Carlos was born at New York Presbyterian Hospital in upper Manhattan, in Washington Heights.  His parents both came to New York from the Dominican Republic.  “The first four years when my parents were together we lived on a quiet block on 171st street,” he says.  “I remember green trees.  For some reason I don’t remember the winters during the first few years of my life.”

An early memory from that time is him and his older sister running quickly past the ramps of the hospital opposite, calling it “el peligro,” frightened that the security guards would shoot them.  “We had vivid imaginations.  I guess my mom had said at some point ‘no corran por allí porque es un peligro,’ and that’s what we called it.”

Carlos’ mom worked in a factory that made dolls – Madame Alexander Doll Company – on 131st Street.  “It was a luxury doll company where each doll probably cost more than she made in one day.”  His father drove a cab, and would pick him up from school each day at 3pm to get a late lunch.  “It meant I ate lunch late around 3 then I would eat dinner at 6 or 7.  Sometimes I would also eat lunch in school because I couldn’t wait.”

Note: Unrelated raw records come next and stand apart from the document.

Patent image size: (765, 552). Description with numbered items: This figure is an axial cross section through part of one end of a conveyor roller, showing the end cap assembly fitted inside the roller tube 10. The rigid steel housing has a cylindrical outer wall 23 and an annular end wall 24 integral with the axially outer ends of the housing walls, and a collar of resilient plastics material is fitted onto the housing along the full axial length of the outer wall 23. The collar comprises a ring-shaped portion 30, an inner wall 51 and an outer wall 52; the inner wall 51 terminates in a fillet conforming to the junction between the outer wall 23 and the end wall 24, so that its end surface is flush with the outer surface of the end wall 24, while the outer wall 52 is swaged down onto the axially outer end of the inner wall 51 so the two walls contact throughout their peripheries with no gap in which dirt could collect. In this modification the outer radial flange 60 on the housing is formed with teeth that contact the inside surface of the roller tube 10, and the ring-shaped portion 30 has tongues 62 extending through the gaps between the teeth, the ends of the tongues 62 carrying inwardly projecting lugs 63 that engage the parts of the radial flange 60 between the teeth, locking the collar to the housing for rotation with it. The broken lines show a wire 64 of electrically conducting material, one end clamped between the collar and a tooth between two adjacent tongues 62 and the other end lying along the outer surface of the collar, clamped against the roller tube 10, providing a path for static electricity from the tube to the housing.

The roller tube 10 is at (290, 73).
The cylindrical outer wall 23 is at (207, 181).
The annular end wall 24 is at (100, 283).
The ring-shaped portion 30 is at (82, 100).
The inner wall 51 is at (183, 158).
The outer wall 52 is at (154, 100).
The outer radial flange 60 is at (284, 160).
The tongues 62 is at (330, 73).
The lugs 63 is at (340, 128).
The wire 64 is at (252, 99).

At his high school in the Bronx Carlos’ teachers praised his writing.  At first he wanted to be a journalist and do a communications major, then switched to work towards becoming an English professor.  After studying in Boston he moved back to New York, living in Inwood for a while.  He moved to Long Island to get his PhD at Stony Brook University, then returned to Washington Heights and eventually moved to Sunnyside in Queens, to be closer to the job at La Guardia which he happened to start on September 11, 2001.

Carlos moved to Astoria in 2009, when we were expecting our son.  He says that Astoria stands out from other parts of the city he has lived in because there is so much going on within the neighborhood, and the long-time residents and newcomers generally mix well.  “In Washington Heights there wasn’t that much to do around the area.  That was true in the 70s, 80s, 90s, and even now that it’s more gentrified.  There are few options in Washington Heights itself unless you’re a native Dominican, or a criminal (which is not the same thing though some might like to think so!).

“In Sunnyside there are some bars to go to, but if you haven’t grown up in the neighborhood, even if you are from New York, you don’t necessarily feel comfortable in those places.  There are more places in Astoria that are inviting to all kinds.  You see people in them who have probably grown up in the neighborhood and you see people who have been here just a couple of years like us.”  One of Carlos’ favorite spots along 30th Avenue itself is Frank’s bakery on the corner of 36th Street.  “They make the best chocolate croissants I’ve ever tasted.”

He adds: “If possible I’d like to see that mix of old and new in the people, but only the old in the buildings!  The landscape is in flux and that kind of saddens me.  I don’t think the whole city should look like Manhattan.”

1 reply on “Carlos Hiraldo – English Professor”

Excellent Story/
Revealing interior/
Within his outside/
The observation that immigrants are New Yorkers who “tend to see the city as home and are invested in it, even if at some point they move on. [As opposed to] Internal immigrants often see it in utilitarian terms” is brilliant. I wonder if this holds true across races, however.